Wednesday, February 29, 2012

Le Morte d'Arthur

"His life was gentle; and the elements 
So mix'd in him that Nature might stand up 
And say to all the world, This was a man!"
William Shakespeare, Julius Caesar Scene V


King Arthur (Arthur Pendragon) is a legendary British leader of the late 5th and 6th centuries who led the defense against Saxon invaders in the early 6th century. The fine points of Arthur's tale have been gleaned mainly from folklore and literary convention, and his sparse historical background from various posthumous sources including the Historia Brittonum and the writings of Gildas.

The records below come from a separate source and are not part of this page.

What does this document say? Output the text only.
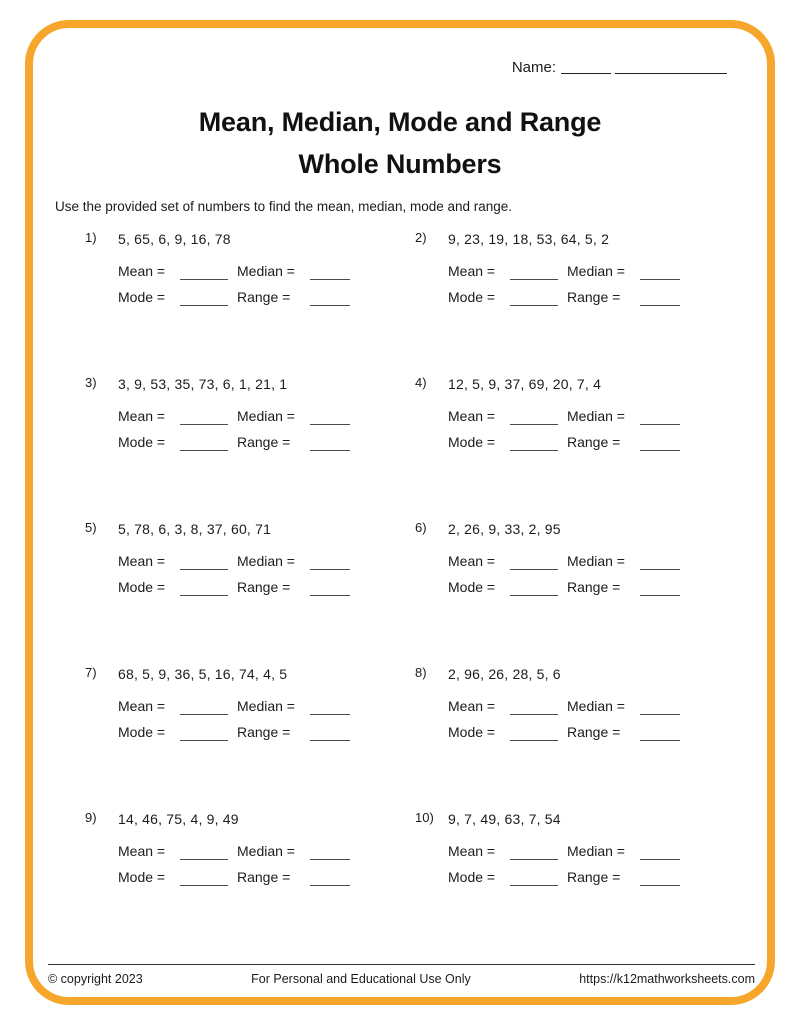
Name:
Mean, Median, Mode and Range
Whole Numbers

Use the provided set of numbers to find the mean, median, mode and range.

1)	5, 65, 6, 9, 16, 78
Mean =	Median =
Mode =	Range =
2)	9, 23, 19, 18, 53, 64, 5, 2
Mean =	Median =
Mode =	Range =
3)	3, 9, 53, 35, 73, 6, 1, 21, 1
Mean =	Median =
Mode =	Range =
4)	12, 5, 9, 37, 69, 20, 7, 4
Mean =	Median =
Mode =	Range =
5)	5, 78, 6, 3, 8, 37, 60, 71
Mean =	Median =
Mode =	Range =
6)	2, 26, 9, 33, 2, 95
Mean =	Median =
Mode =	Range =
7)	68, 5, 9, 36, 5, 16, 74, 4, 5
Mean =	Median =
Mode =	Range =
8)	2, 96, 26, 28, 5, 6
Mean =	Median =
Mode =	Range =
9)	14, 46, 75, 4, 9, 49
Mean =	Median =
Mode =	Range =
10)	9, 7, 49, 63, 7, 54
Mean =	Median =
Mode =	Range =
© copyright 2023	For Personal and Educational Use Only	https://k12mathworksheets.com
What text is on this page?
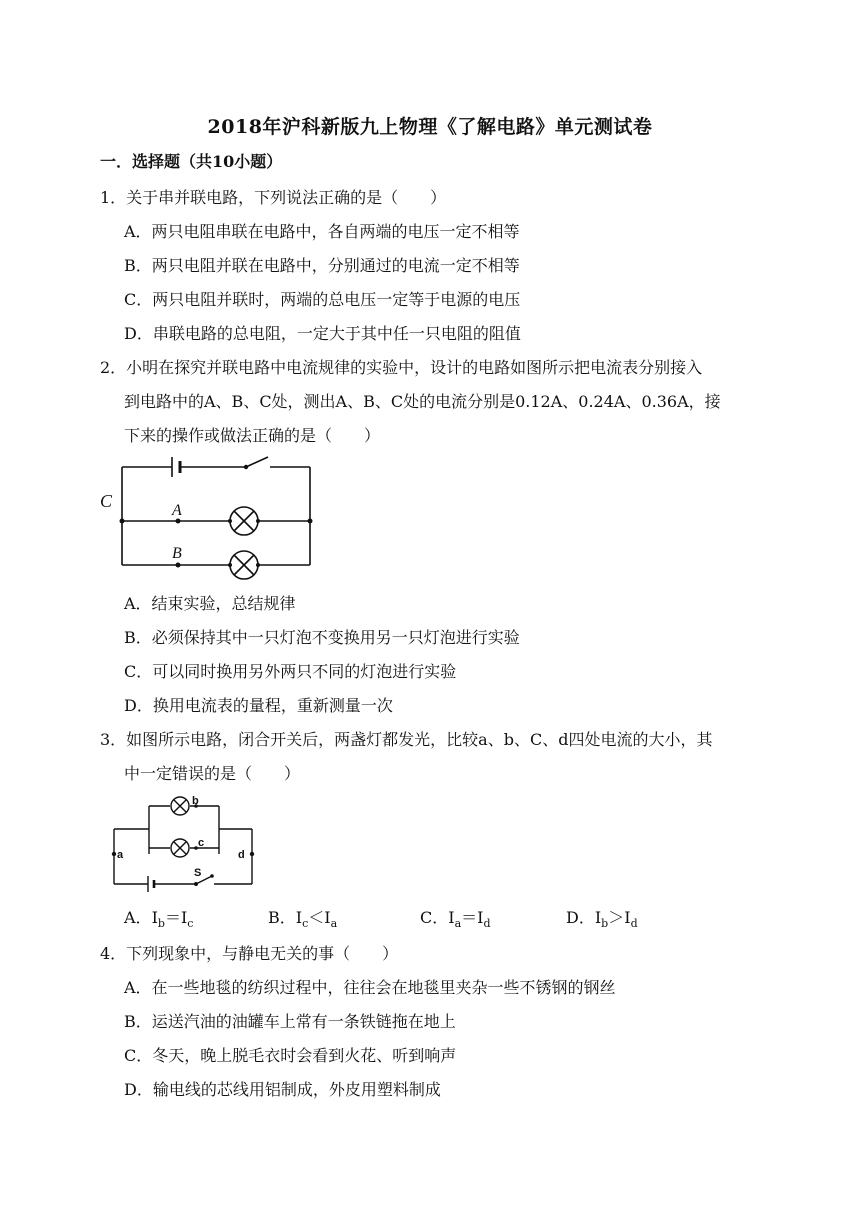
2018年沪科新版九上物理《了解电路》单元测试卷
一．选择题（共10小题）
1．关于串并联电路，下列说法正确的是（　　）
A．两只电阻串联在电路中，各自两端的电压一定不相等
B．两只电阻并联在电路中，分别通过的电流一定不相等
C．两只电阻并联时，两端的总电压一定等于电源的电压
D．串联电路的总电阻，一定大于其中任一只电阻的阻值
2．小明在探究并联电路中电流规律的实验中，设计的电路如图所示把电流表分别接入
到电路中的A、B、C处，测出A、B、C处的电流分别是0.12A、0.24A、0.36A，接
下来的操作或做法正确的是（　　）
C	A
B
A．结束实验，总结规律
B．必须保持其中一只灯泡不变换用另一只灯泡进行实验
C．可以同时换用另外两只不同的灯泡进行实验
D．换用电流表的量程，重新测量一次
3．如图所示电路，闭合开关后，两盏灯都发光，比较a、b、C、d四处电流的大小，其
中一定错误的是（　　）
a
b
c
d
S
A．$I_b=I_c$	B．$I_c<I_a$	C．$I_a=I_d$	D．$I_b>I_d$
4．下列现象中，与静电无关的事（　　）
A．在一些地毯的纺织过程中，往往会在地毯里夹杂一些不锈钢的钢丝
B．运送汽油的油罐车上常有一条铁链拖在地上
C．冬天，晚上脱毛衣时会看到火花、听到响声
D．输电线的芯线用铝制成，外皮用塑料制成
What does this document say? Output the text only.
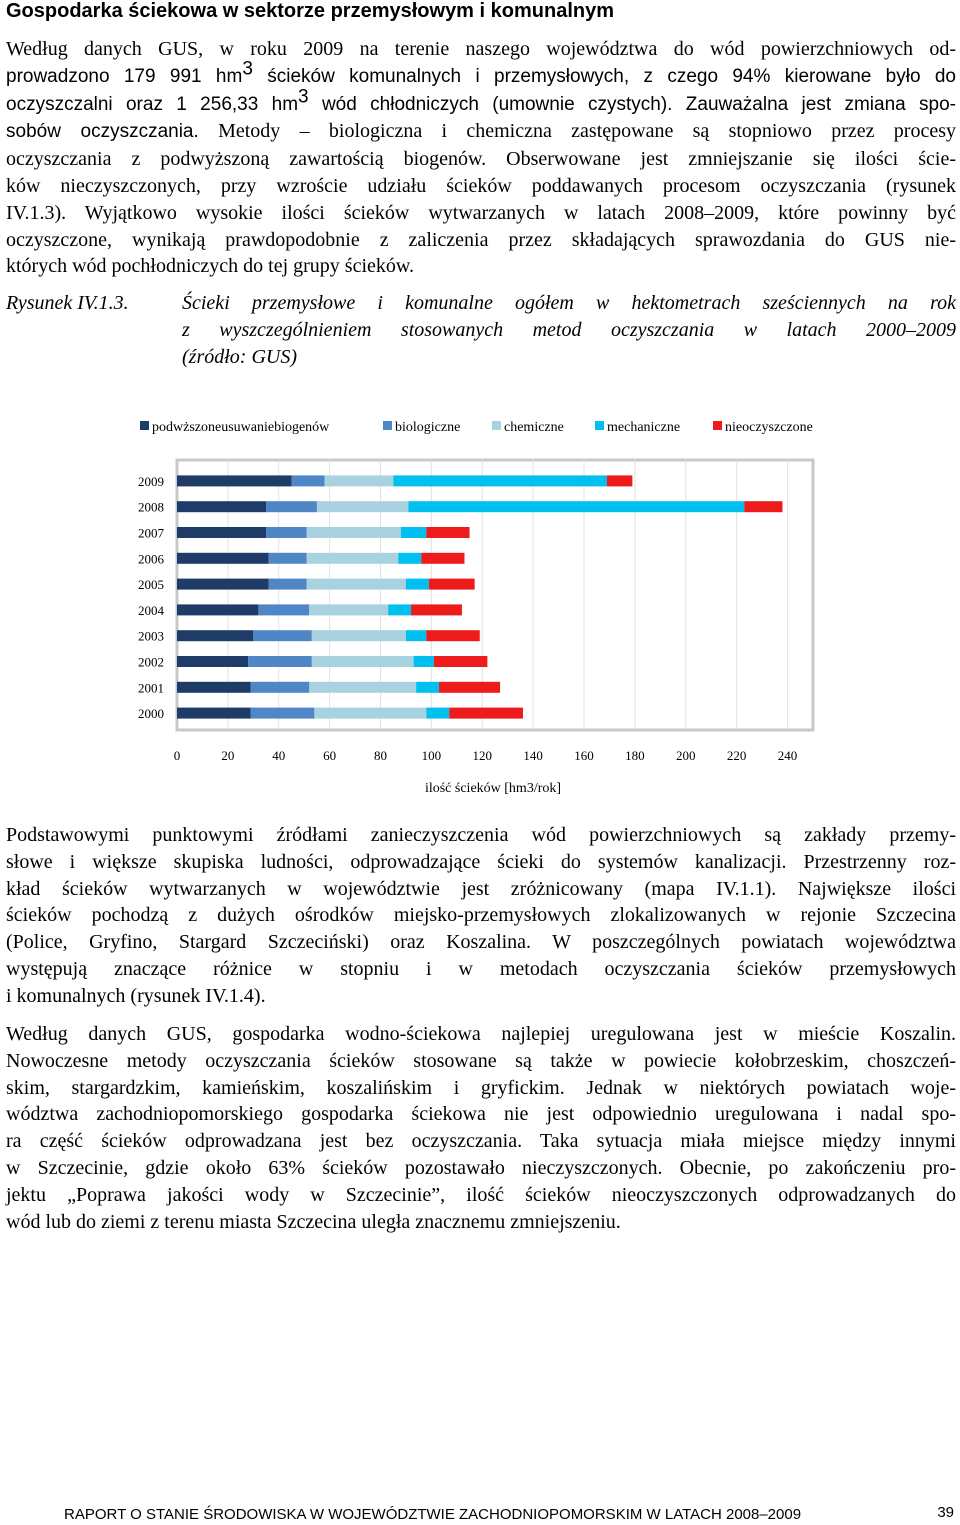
Gospodarka ściekowa w sektorze przemysłowym i komunalnym
Według danych GUS, w roku 2009 na terenie naszego województwa do wód powierzchniowych od-
prowadzono 179 991 $hm^3$ ścieków komunalnych i przemysłowych, z czego 94% kierowane było do
oczyszczalni oraz 1 256,33 $hm^3$ wód chłodniczych (umownie czystych). Zauważalna jest zmiana spo-
sobów oczyszczania. Metody – biologiczna i chemiczna zastępowane są stopniowo przez procesy
oczyszczania z podwyższoną zawartością biogenów. Obserwowane jest zmniejszanie się ilości ście-
ków nieczyszczonych, przy wzroście udziału ścieków poddawanych procesom oczyszczania (rysunek
IV.1.3). Wyjątkowo wysokie ilości ścieków wytwarzanych w latach 2008–2009, które powinny być
oczyszczone, wynikają prawdopodobnie z zaliczenia przez składających sprawozdania do GUS nie-
których wód pochłodniczych do tej grupy ścieków.

Rysunek IV.1.3.	Ścieki przemysłowe i komunalne ogółem w hektometrach sześciennych na rok
z wyszczególnieniem stosowanych metod oczyszczania w latach 2000–2009
(źródło: GUS)
podwższoneusuwaniebiogenów	biologiczne	chemiczne	mechaniczne	nieoczyszczone
2009
2008
2007
2006
2005
2004
2003
2002
2001
2000
0	20	40	60	80	100 120 140 160 180 200 220 240
ilość ścieków [hm3/rok]
Podstawowymi punktowymi źródłami zanieczyszczenia wód powierzchniowych są zakłady przemy-
słowe i większe skupiska ludności, odprowadzające ścieki do systemów kanalizacji. Przestrzenny roz-
kład ścieków wytwarzanych w województwie jest zróżnicowany (mapa IV.1.1). Największe ilości
ścieków pochodzą z dużych ośrodków miejsko-przemysłowych zlokalizowanych w rejonie Szczecina
(Police, Gryfino, Stargard Szczeciński) oraz Koszalina. W poszczególnych powiatach województwa
występują znaczące różnice w stopniu i w metodach oczyszczania ścieków przemysłowych
i komunalnych (rysunek IV.1.4).
Według danych GUS, gospodarka wodno-ściekowa najlepiej uregulowana jest w mieście Koszalin.
Nowoczesne metody oczyszczania ścieków stosowane są także w powiecie kołobrzeskim, choszczeń-
skim, stargardzkim, kamieńskim, koszalińskim i gryfickim. Jednak w niektórych powiatach woje-
wództwa zachodniopomorskiego gospodarka ściekowa nie jest odpowiednio uregulowana i nadal spo-
ra część ścieków odprowadzana jest bez oczyszczania. Taka sytuacja miała miejsce między innymi
w Szczecinie, gdzie około 63% ścieków pozostawało nieczyszczonych. Obecnie, po zakończeniu pro-
jektu „Poprawa jakości wody w Szczecinie”, ilość ścieków nieoczyszczonych odprowadzanych do
wód lub do ziemi z terenu miasta Szczecina uległa znacznemu zmniejszeniu.

RAPORT O STANIE ŚRODOWISKA W WOJEWÓDZTWIE ZACHODNIOPOMORSKIM W LATACH 2008–2009	39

As he and his warriors prepared to march on Rome after a series of conquests in Norway, Denmark and Gaul, Arthur heard word that his nephew Mordred, whom he left in charge of Britain in his absence, had seized his throne and married his wife Guinevere. Arthur returned hastily to Britain, defeated and killed Mordred on the river Camlan in Cornwall but sustained mortal injuries of his own. On his deathbed, he bequeathed his crown to his kinsman Constantine and was taken to the isle of Avalon to be healed. From this point the Arthurian legend curtails for he was never seen or heard from again. Local folktale sources claim that Arthur and his Knights of the Round Table currently reside in a remote mountain dwelling, sleeping until the hour of Britain's greatest need.

In nearly all of my thesis pieces, I have used a common visual motif where nature encroaches on man or the long-time sleeper. For the sixth painting in my King Under Mountain series, I capitalized on the watery element of Arthur's katabasis or symbolic journey toward death in Avalon.